Jane Austen’s Emma: Context

Written by Austen (1775-1817). Published in 1816.

REGENCY AGE (1812-1830)

  1. Austen’s time was filled with socio-political changes, such as the Industrial Revolution and American Revolution. However, Austen chose to set Emma in a very static, parochial village. Why do you think she chose this setting and to explore internal, domestic issues, rather than external, political ones?
  2. What are some examples in Emma of the formal social etiquette and behaviour, which would have governed this time?


In Emma, the rigid social class structure which is stratified by wealth and social breeding.

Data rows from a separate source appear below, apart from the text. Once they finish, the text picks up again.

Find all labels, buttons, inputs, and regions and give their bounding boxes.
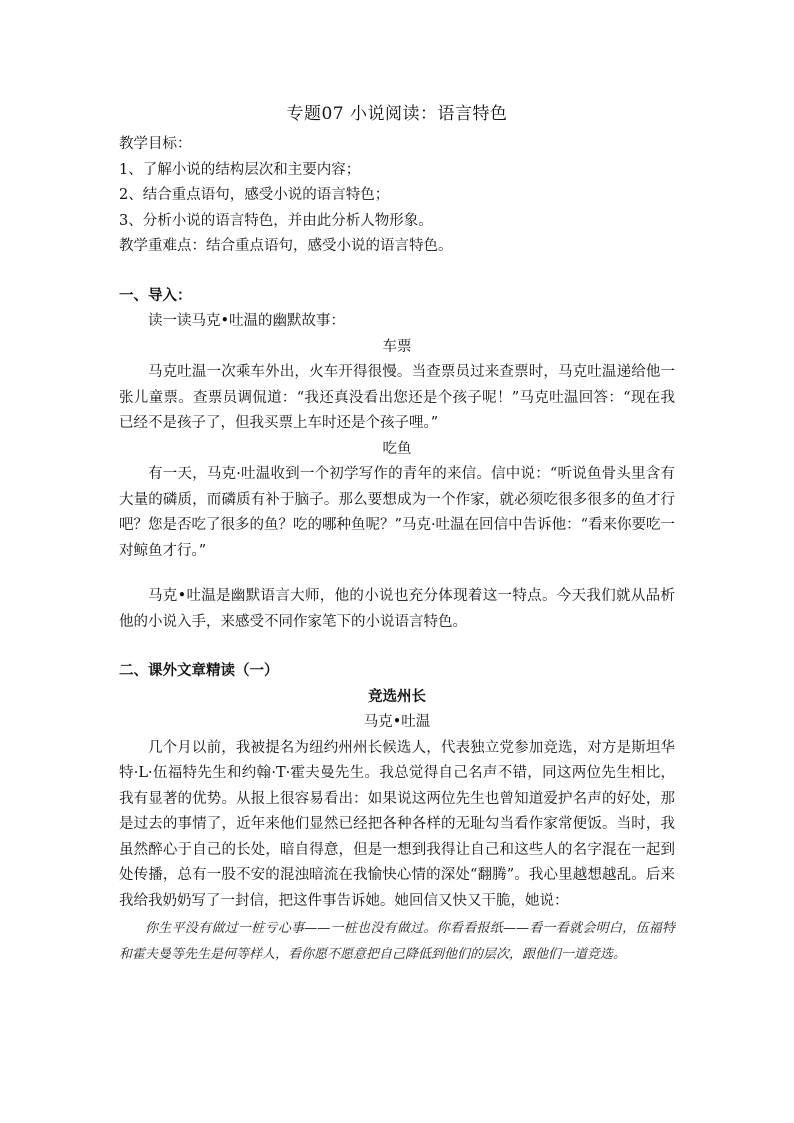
spacer	[119, 260, 675, 284]
grandmother-letter: 你生平没有做过一桩亏心事——一桩也没有做过。你看看报纸——看一看就会明白，伍福特和霍夫曼等先生是何等样人，看你愿不愿意把自己降低到他们的层次，跟他们一道竞选。	[119, 921, 675, 962]
story-1-title: 车票	[382, 338, 412, 355]
objective-item-1: 1、了解小说的结构层次和主要内容；	[119, 161, 361, 178]
section-1-heading: 一、导入：	[119, 287, 192, 304]
objectives-heading: 教学目标：	[119, 136, 192, 152]
objective-item-2: 2、结合重点语句，感受小说的语言特色；	[119, 187, 390, 203]
story-2-text: 有一天，马克·吐温收到一个初学写作的青年的来信。信中说：“听说鱼骨头里含有大量的磷质，而磷质有补于脑子。那么要想成为一个作家，就必须吃很多很多的鱼才行吧？您是否吃了很多的鱼？吃的哪种鱼呢？”马克·吐温在回信中告诉他：“看来你要吃一对鲸鱼才行。”	[119, 466, 675, 559]
story-1-text: 马克吐温一次乘车外出，火车开得很慢。当查票员过来查票时，马克吐温递给他一张儿童票。查票员调侃道：“我还真没看出您还是个孩子呢！”马克吐温回答：“现在我已经不是孩子了，但我买票上车时还是个孩子哩。”	[119, 364, 675, 431]
article-title: 竞选州长	[368, 688, 426, 705]
article-author: 马克•吐温	[363, 714, 431, 730]
spacer	[119, 564, 675, 584]
spacer	[119, 635, 675, 659]
section-2-heading: 二、课外文章精读（一）	[119, 663, 279, 679]
document-page	[119, 100, 675, 967]
article-paragraph: 几个月以前，我被提名为纽约州州长候选人，代表独立党参加竞选，对方是斯坦华特·L·伍福特先生和约翰·T·霍夫曼先生。我总觉得自己名声不错，同这两位先生相比，我有显著的优势。从报上很容易看出：如果说这两位先生也曾知道爱护名声的好处，那是过去的事情了，近年来他们显然已经把各种各样的无耻勾当看作家常便饭。当时，我虽然醉心于自己的长处，暗自得意，但是一想到我得让自己和这些人的名字混在一起到处传播，总有一股不安的混浊暗流在我愉快心情的深处“翻腾”。我心里越想越乱。后来我给我奶奶写了一封信，把这件事告诉她。她回信又快又干脆，她说：	[119, 739, 675, 909]
section-1-summary: 马克•吐温是幽默语言大师，他的小说也充分体现着这一特点。今天我们就从品析他的小说入手，来感受不同作家笔下的小说语言特色。	[119, 588, 675, 630]
story-2-title: 吃鱼	[382, 440, 412, 457]
document-title: 专题07 小说阅读：语言特色	[286, 104, 508, 124]
section-1-intro: 读一读马克•吐温的幽默故事：	[148, 313, 346, 329]
objective-item-3: 3、分析小说的语言特色，并由此分析人物形象。	[119, 212, 433, 229]
key-point: 教学重难点：结合重点语句，感受小说的语言特色。	[119, 238, 453, 254]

  1. In Highbury, the characters are personifications of their particular social class and values. Where does each character fall within the social hierarchy?
  2. “Breeding” distinguished between families who derived their wealth from owning land and inheritance, and families who derived their wealth from work. How were each regarded in society and how is this seen in Emma?
  3. Which professions were socially acceptable in this period? How is this reflected in the way certain characters are regarded?
  4. How does the social hierarchy influence the interactions and relationships within Emma?
  5. What is Austen’s view of this social hierarchy? Does she criticise it? Reaffirm it? Mock it? Consider the ending of the novel and which characters are ultimately brought together romantically.

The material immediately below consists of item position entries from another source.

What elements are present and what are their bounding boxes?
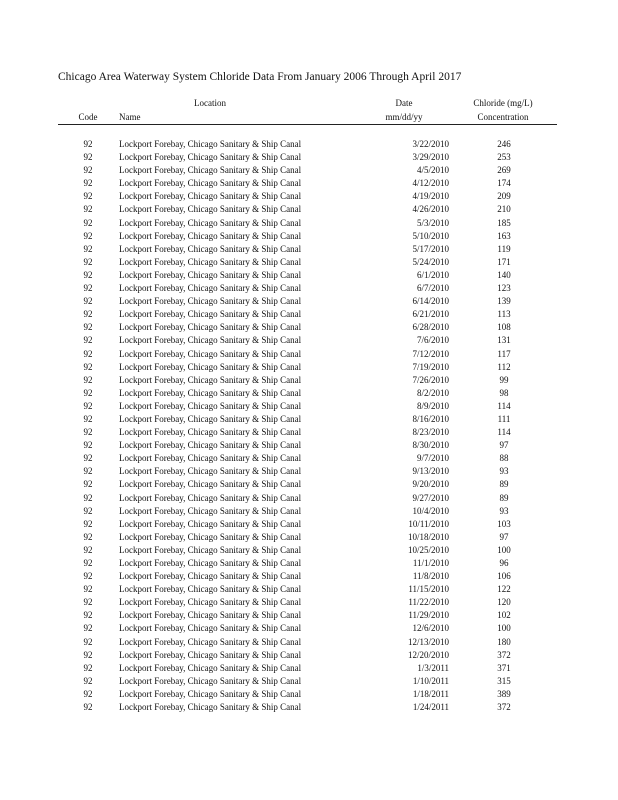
- table-row: [0, 518, 618, 531]
- table-row: [0, 465, 618, 478]
- row-date: 9/7/2010: [416, 453, 449, 464]
- row-code: 92: [83, 283, 93, 294]
- row-code: 92: [83, 256, 93, 267]
- row-code: 92: [83, 675, 93, 686]
- row-code: 92: [83, 400, 93, 411]
- row-location-name: Lockport Forebay, Chicago Sanitary & Ship Canal: [119, 466, 302, 477]
- row-location-name: Lockport Forebay, Chicago Sanitary & Ship Canal: [119, 387, 302, 398]
- row-concentration: 99: [499, 374, 509, 385]
- row-location-name: Lockport Forebay, Chicago Sanitary & Ship Canal: [119, 544, 302, 555]
- row-code: 92: [83, 387, 93, 398]
- row-location-name: Lockport Forebay, Chicago Sanitary & Ship Canal: [119, 204, 302, 215]
- row-date: 10/4/2010: [412, 505, 449, 516]
- row-code: 92: [83, 139, 93, 149]
- row-concentration: 123: [497, 283, 511, 294]
- row-code: 92: [83, 348, 93, 359]
- row-location-name: Lockport Forebay, Chicago Sanitary & Ship Canal: [119, 152, 302, 163]
- row-concentration: 97: [499, 531, 509, 542]
- row-concentration: 89: [499, 479, 509, 490]
- row-concentration: 114: [497, 400, 511, 411]
- row-code: 92: [83, 361, 93, 372]
- row-location-name: Lockport Forebay, Chicago Sanitary & Ship Canal: [119, 702, 302, 713]
- row-date: 1/3/2011: [417, 662, 449, 673]
- row-location-name: Lockport Forebay, Chicago Sanitary & Ship Canal: [119, 243, 302, 254]
- row-date: 10/11/2010: [408, 518, 449, 529]
- row-date: 4/12/2010: [412, 178, 449, 189]
- row-concentration: 185: [497, 217, 511, 228]
- row-date: 5/3/2010: [416, 217, 449, 228]
- row-code: 92: [83, 479, 93, 490]
- row-date: 4/26/2010: [412, 204, 449, 215]
- table-row: [0, 596, 618, 609]
- row-location-name: Lockport Forebay, Chicago Sanitary & Ship Canal: [119, 191, 302, 202]
- row-location-name: Lockport Forebay, Chicago Sanitary & Ship Canal: [119, 335, 302, 346]
- row-code: 92: [83, 636, 93, 647]
- row-location-name: Lockport Forebay, Chicago Sanitary & Ship Canal: [119, 178, 302, 189]
- header-chloride: Chloride (mg/L): [473, 98, 533, 108]
- row-code: 92: [83, 688, 93, 699]
- table-row: [0, 256, 618, 269]
- row-concentration: 122: [497, 584, 511, 595]
- row-location-name: Lockport Forebay, Chicago Sanitary & Ship Canal: [119, 675, 302, 686]
- row-location-name: Lockport Forebay, Chicago Sanitary & Ship Canal: [119, 296, 302, 307]
- row-date: 9/27/2010: [412, 492, 449, 503]
- row-location-name: Lockport Forebay, Chicago Sanitary & Ship Canal: [119, 492, 302, 503]
- row-code: 92: [83, 571, 93, 582]
- row-code: 92: [83, 243, 93, 254]
- row-date: 11/8/2010: [412, 571, 449, 582]
- row-concentration: 139: [497, 296, 511, 307]
- table-row: [0, 177, 618, 190]
- header-concentration: Concentration: [477, 112, 529, 122]
- table-row: [0, 374, 618, 387]
- row-concentration: 102: [497, 610, 511, 621]
- row-location-name: Lockport Forebay, Chicago Sanitary & Ship Canal: [119, 256, 302, 267]
- row-location-name: Lockport Forebay, Chicago Sanitary & Ship Canal: [119, 374, 302, 385]
- table-row: [0, 151, 618, 164]
- table-row: [0, 478, 618, 491]
- row-concentration: 88: [499, 453, 509, 464]
- row-location-name: Lockport Forebay, Chicago Sanitary & Ship Canal: [119, 309, 302, 320]
- row-code: 92: [83, 623, 93, 634]
- row-date: 6/28/2010: [412, 322, 449, 333]
- table-row: [0, 649, 618, 662]
- row-location-name: Lockport Forebay, Chicago Sanitary & Ship Canal: [119, 269, 302, 280]
- header-divider: [58, 124, 557, 125]
- table-row: [0, 675, 618, 688]
- header-code: Code: [78, 112, 98, 122]
- row-code: 92: [83, 518, 93, 529]
- row-location-name: Lockport Forebay, Chicago Sanitary & Ship Canal: [119, 348, 302, 359]
- row-date: 4/5/2010: [416, 165, 449, 176]
- table-row: [0, 622, 618, 635]
- table-row: [0, 544, 618, 557]
- row-location-name: Lockport Forebay, Chicago Sanitary & Ship Canal: [119, 531, 302, 542]
- table-row: [0, 321, 618, 334]
- row-date: 8/9/2010: [416, 400, 449, 411]
- table-row: [0, 243, 618, 256]
- table-row: [0, 190, 618, 203]
- row-date: 9/13/2010: [412, 466, 449, 477]
- row-location-name: Lockport Forebay, Chicago Sanitary & Ship Canal: [119, 636, 302, 647]
- row-concentration: 269: [497, 165, 511, 176]
- table-row: [0, 230, 618, 243]
- row-code: 92: [83, 531, 93, 542]
- row-code: 92: [83, 309, 93, 320]
- row-location-name: Lockport Forebay, Chicago Sanitary & Ship Canal: [119, 440, 302, 451]
- row-code: 92: [83, 649, 93, 660]
- row-date: 11/29/2010: [408, 610, 449, 621]
- row-concentration: 89: [499, 492, 509, 503]
- table-row: [0, 295, 618, 308]
- row-date: 10/25/2010: [407, 544, 449, 555]
- table-row: [0, 282, 618, 295]
- row-code: 92: [83, 584, 93, 595]
- row-location-name: Lockport Forebay, Chicago Sanitary & Ship Canal: [119, 453, 302, 464]
- row-code: 92: [83, 702, 93, 713]
- row-code: 92: [83, 453, 93, 464]
- table-row: [0, 609, 618, 622]
- table-row: [0, 439, 618, 452]
- row-concentration: 106: [497, 571, 511, 582]
- table-row: [0, 361, 618, 374]
- row-location-name: Lockport Forebay, Chicago Sanitary & Ship Canal: [119, 165, 302, 176]
- table-row: [0, 348, 618, 361]
- row-location-name: Lockport Forebay, Chicago Sanitary & Ship Canal: [119, 623, 302, 634]
- row-location-name: Lockport Forebay, Chicago Sanitary & Ship Canal: [119, 662, 302, 673]
- row-code: 92: [83, 374, 93, 385]
- row-date: 12/6/2010: [412, 623, 449, 634]
- row-date: 10/18/2010: [407, 531, 449, 542]
- table-row: [0, 164, 618, 177]
- row-concentration: 372: [497, 649, 511, 660]
- table-row: [0, 688, 618, 701]
- table-row: [0, 636, 618, 649]
- row-location-name: Lockport Forebay, Chicago Sanitary & Ship Canal: [119, 361, 302, 372]
- row-date: 5/17/2010: [412, 243, 449, 254]
- row-concentration: 389: [497, 688, 511, 699]
- row-concentration: 98: [499, 387, 509, 398]
- row-code: 92: [83, 597, 93, 608]
- row-date: 6/14/2010: [412, 296, 449, 307]
- row-concentration: 93: [499, 466, 509, 477]
- row-date: 9/20/2010: [412, 479, 449, 490]
- row-concentration: 108: [497, 322, 511, 333]
- row-date: 11/1/2010: [412, 558, 449, 568]
- row-concentration: 117: [497, 348, 511, 359]
- table-row: [0, 426, 618, 439]
- table-row: [0, 570, 618, 583]
- table-row: [0, 701, 618, 714]
- table-row: [0, 492, 618, 505]
- row-date: 8/16/2010: [412, 413, 449, 424]
- row-date: 7/6/2010: [416, 335, 449, 346]
- row-code: 92: [83, 230, 93, 241]
- row-concentration: 114: [497, 427, 511, 438]
- row-code: 92: [83, 440, 93, 451]
- row-code: 92: [83, 204, 93, 215]
- row-concentration: 246: [497, 139, 511, 149]
- row-date: 12/13/2010: [407, 636, 449, 647]
- row-concentration: 163: [497, 230, 511, 241]
- row-code: 92: [83, 191, 93, 202]
- row-concentration: 96: [499, 558, 509, 568]
- row-location-name: Lockport Forebay, Chicago Sanitary & Ship Canal: [119, 322, 302, 333]
- row-concentration: 253: [497, 152, 511, 163]
- table-row: [0, 217, 618, 230]
- row-location-name: Lockport Forebay, Chicago Sanitary & Ship Canal: [119, 597, 302, 608]
- row-concentration: 97: [499, 440, 509, 451]
- row-location-name: Lockport Forebay, Chicago Sanitary & Ship Canal: [119, 649, 302, 660]
- row-date: 3/29/2010: [412, 152, 449, 163]
- row-concentration: 100: [497, 544, 511, 555]
- row-date: 1/24/2011: [412, 702, 449, 713]
- row-concentration: 174: [497, 178, 511, 189]
- row-concentration: 112: [497, 361, 511, 372]
- row-location-name: Lockport Forebay, Chicago Sanitary & Ship Canal: [119, 413, 302, 424]
- row-code: 92: [83, 492, 93, 503]
- row-location-name: Lockport Forebay, Chicago Sanitary & Ship Canal: [119, 427, 302, 438]
- row-date: 7/12/2010: [412, 348, 449, 359]
- row-concentration: 210: [497, 204, 511, 215]
- row-concentration: 131: [497, 335, 511, 346]
- row-code: 92: [83, 217, 93, 228]
- row-code: 92: [83, 662, 93, 673]
- table-row: [0, 387, 618, 400]
- row-location-name: Lockport Forebay, Chicago Sanitary & Ship Canal: [119, 610, 302, 621]
- row-concentration: 209: [497, 191, 511, 202]
- page-title: Chicago Area Waterway System Chloride Data From January 2006 Through April 2017: [58, 71, 462, 83]
- row-concentration: 93: [499, 505, 509, 516]
- row-location-name: Lockport Forebay, Chicago Sanitary & Ship Canal: [119, 505, 302, 516]
- table-row: [0, 531, 618, 544]
- row-location-name: Lockport Forebay, Chicago Sanitary & Ship Canal: [119, 139, 302, 149]
- row-code: 92: [83, 427, 93, 438]
- row-concentration: 113: [497, 309, 511, 320]
- row-code: 92: [83, 505, 93, 516]
- header-name: Name: [119, 112, 141, 122]
- row-date: 1/10/2011: [412, 675, 449, 686]
- row-date: 8/2/2010: [416, 387, 449, 398]
- row-concentration: 100: [497, 623, 511, 634]
- row-code: 92: [83, 544, 93, 555]
- row-location-name: Lockport Forebay, Chicago Sanitary & Ship Canal: [119, 479, 302, 490]
- table-row: [0, 203, 618, 216]
- header-date-format: mm/dd/yy: [385, 112, 423, 122]
- table-row: [0, 269, 618, 282]
- row-location-name: Lockport Forebay, Chicago Sanitary & Ship Canal: [119, 230, 302, 241]
- row-code: 92: [83, 558, 93, 568]
- row-location-name: Lockport Forebay, Chicago Sanitary & Ship Canal: [119, 518, 302, 529]
- row-location-name: Lockport Forebay, Chicago Sanitary & Ship Canal: [119, 283, 302, 294]
- row-date: 5/24/2010: [412, 256, 449, 267]
- row-concentration: 315: [497, 675, 511, 686]
- row-location-name: Lockport Forebay, Chicago Sanitary & Ship Canal: [119, 400, 302, 411]
- row-concentration: 103: [497, 518, 511, 529]
- row-concentration: 180: [497, 636, 511, 647]
- row-location-name: Lockport Forebay, Chicago Sanitary & Ship Canal: [119, 217, 302, 228]
- row-location-name: Lockport Forebay, Chicago Sanitary & Ship Canal: [119, 688, 302, 699]
- table-row: [0, 452, 618, 465]
- table-row: [0, 505, 618, 518]
- row-code: 92: [83, 269, 93, 280]
- row-code: 92: [83, 165, 93, 176]
- row-concentration: 171: [497, 256, 511, 267]
- row-code: 92: [83, 335, 93, 346]
- row-concentration: 119: [497, 243, 511, 254]
- table-row: [0, 557, 618, 570]
- table-row: [0, 308, 618, 321]
- table-row: [0, 400, 618, 413]
- row-date: 12/20/2010: [407, 649, 449, 660]
- header-location: Location: [194, 98, 226, 108]
- data-table-body: [0, 138, 618, 714]
- row-code: 92: [83, 466, 93, 477]
- row-date: 6/7/2010: [416, 283, 449, 294]
- table-row: [0, 583, 618, 596]
- row-date: 8/30/2010: [412, 440, 449, 451]
- row-date: 11/15/2010: [408, 584, 449, 595]
- row-concentration: 120: [497, 597, 511, 608]
- table-row: [0, 138, 618, 151]
- row-code: 92: [83, 413, 93, 424]
- row-code: 92: [83, 152, 93, 163]
- header-date: Date: [395, 98, 413, 108]
- row-code: 92: [83, 296, 93, 307]
- row-location-name: Lockport Forebay, Chicago Sanitary & Ship Canal: [119, 571, 302, 582]
- table-row: [0, 662, 618, 675]
- row-date: 6/21/2010: [412, 309, 449, 320]
- row-date: 4/19/2010: [412, 191, 449, 202]
- row-date: 5/10/2010: [412, 230, 449, 241]
- row-date: 7/19/2010: [412, 361, 449, 372]
- row-location-name: Lockport Forebay, Chicago Sanitary & Ship Canal: [119, 558, 302, 568]
- row-date: 7/26/2010: [412, 374, 449, 385]
- row-date: 11/22/2010: [408, 597, 449, 608]
- row-code: 92: [83, 322, 93, 333]
- row-code: 92: [83, 610, 93, 621]
- row-concentration: 111: [497, 413, 511, 424]
- row-concentration: 140: [497, 269, 511, 280]
- row-date: 3/22/2010: [412, 139, 449, 149]
- row-date: 8/23/2010: [412, 427, 449, 438]
- table-row: [0, 334, 618, 347]
- row-concentration: 372: [497, 702, 511, 713]
- table-row: [0, 413, 618, 426]
- row-code: 92: [83, 178, 93, 189]
- row-location-name: Lockport Forebay, Chicago Sanitary & Ship Canal: [119, 584, 302, 595]
- row-date: 6/1/2010: [416, 269, 449, 280]
- row-date: 1/18/2011: [412, 688, 449, 699]
- row-concentration: 371: [497, 662, 511, 673]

Emma is set in a strictly patriarchal society, where the female identity and status is determined by their father or husband.

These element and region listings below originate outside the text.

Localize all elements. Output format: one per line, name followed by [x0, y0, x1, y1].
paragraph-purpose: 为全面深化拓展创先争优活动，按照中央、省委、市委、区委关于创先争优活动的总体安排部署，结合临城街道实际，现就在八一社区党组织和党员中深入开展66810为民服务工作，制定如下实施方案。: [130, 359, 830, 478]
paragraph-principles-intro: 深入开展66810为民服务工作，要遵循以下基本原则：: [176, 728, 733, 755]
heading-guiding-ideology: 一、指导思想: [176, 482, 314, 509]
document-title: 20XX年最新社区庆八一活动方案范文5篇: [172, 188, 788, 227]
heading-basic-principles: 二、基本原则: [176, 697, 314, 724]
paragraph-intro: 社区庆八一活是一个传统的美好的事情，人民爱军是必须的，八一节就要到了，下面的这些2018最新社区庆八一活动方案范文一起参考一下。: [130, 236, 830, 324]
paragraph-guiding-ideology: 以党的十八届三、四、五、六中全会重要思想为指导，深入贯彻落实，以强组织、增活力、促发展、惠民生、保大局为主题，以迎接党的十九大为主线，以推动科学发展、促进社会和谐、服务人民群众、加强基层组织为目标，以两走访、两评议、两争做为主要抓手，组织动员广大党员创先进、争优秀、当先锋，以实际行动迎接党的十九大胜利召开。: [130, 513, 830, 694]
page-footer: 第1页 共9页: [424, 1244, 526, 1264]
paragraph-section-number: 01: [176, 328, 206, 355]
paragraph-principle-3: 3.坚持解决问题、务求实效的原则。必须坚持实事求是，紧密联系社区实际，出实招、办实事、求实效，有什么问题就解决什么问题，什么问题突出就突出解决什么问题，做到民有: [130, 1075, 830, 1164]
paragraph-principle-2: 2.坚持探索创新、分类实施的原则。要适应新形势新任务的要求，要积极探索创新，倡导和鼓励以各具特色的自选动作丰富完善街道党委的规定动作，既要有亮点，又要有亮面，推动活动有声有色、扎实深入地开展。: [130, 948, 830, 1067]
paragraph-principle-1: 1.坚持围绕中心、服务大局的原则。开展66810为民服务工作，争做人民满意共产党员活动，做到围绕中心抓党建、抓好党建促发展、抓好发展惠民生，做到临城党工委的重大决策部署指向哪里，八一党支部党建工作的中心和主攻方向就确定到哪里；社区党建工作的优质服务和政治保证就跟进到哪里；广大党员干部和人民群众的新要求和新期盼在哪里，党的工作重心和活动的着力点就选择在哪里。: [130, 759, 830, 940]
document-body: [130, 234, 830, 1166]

  1. Despite Emma’s high social status, she is dependent upon paternalistic figures such as Mr Woodhouse and Mr Knightley. Describe Emma’s relationships with these figures and how they reflect the patriarchy dominant in Austen’s time.
  2. What is the significance of marriage in this era?
  3. How does the character of Miss Bates demonstrate the consequences for unmarried women?
  4. Marriage is still to provide happiness and resolution to the novel. What does this suggest about Austen’s view on marriage?